April 24, 2008
USDA Offers Certification Help
The U.S. Department of Agriculture will reimburse up to $500 of the cost of organic producer certification to farms in Connecticut, Delaware, Maine, Maryland, Massachusetts, Nevada, New Hampshire, New Jersey, New York, Pennsylvania, Rhode Island, Utah, Vermont, West Virginia and Wyoming. To qualify for the Agricultural Management Assistance Program, the organic production operation must meet USDA national organic standards and be certified by a USDA-accredited agent between Nov. 1 and Sept. 30, 2003.
Annie's Brand Stands Alone
A deal that gives New York investment bank Solera Capital control of Annie's Homegrown Inc. will allow its parent, HomeGrown Natural Foods, to focus on its high-growth Consorzio and Fantastic Foods brands. HomeGrown and Annie's management retained a minority stake in the brand that features famed Bernie the Bunny on the box. Solera will invest additional capital in Annie's, which founder Ann Withey says will help the company to push its list of 25 natural and organic pasta products further into the mainstream supermarket channel.
Put A Lid On It!
National Public Radio bad boys Tom and Ray Magliozzi are in Dutch with the home office. The Car Talk hosts enlisted organic dairy Stonyfield Farm in their anti-SUV crusade, getting the Londonderry, N.H., company to cap its yogurt cups with ads for their "Live Larger, Drive Smaller" campaign. The Car Guys expected to serve up a couple million portions of environmental awareness, driving traffic to the CarTalk section of cars.com and to stonyfield.com, where consumers can take a quiz to see if they really need an SUV. (For the record, Stonyfield Chief Executive Officer Gary Hirshberg admits he carts his three kids through New Hampshire winters in a Honda CRV.)

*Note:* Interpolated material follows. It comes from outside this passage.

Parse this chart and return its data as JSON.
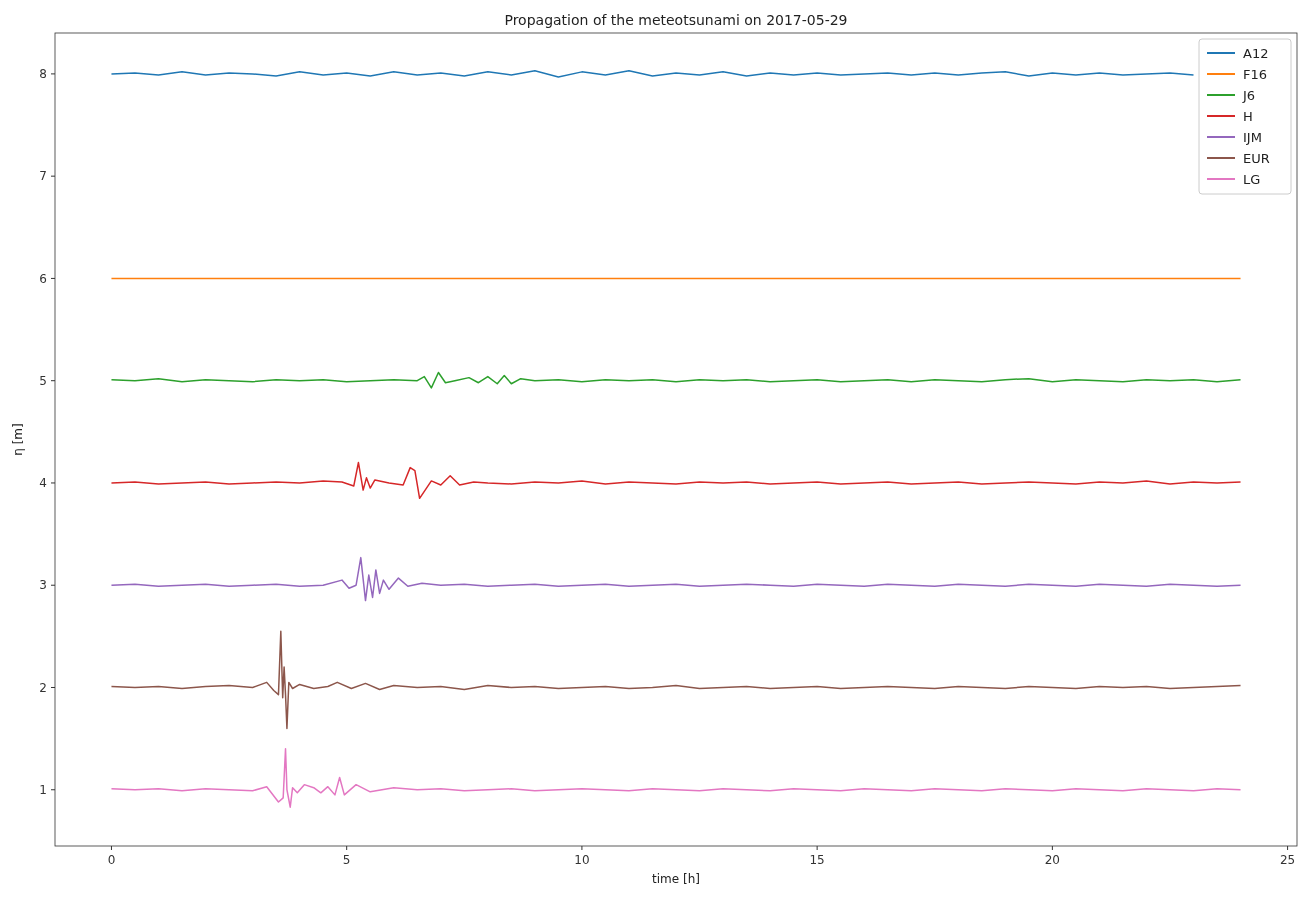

What they didn't count on was NPR putting the kibosh on having its name on the yogurt-cup lids. Citing rules that keep it from taking a position on a public issue, NPR asked Click and Clack to take its name off the lids. But the request came after the first batch had been printed, leaving the Tap It Brothers and their listeners to decide what to do with 3.4 million perfectly useless yogurt-cup lids.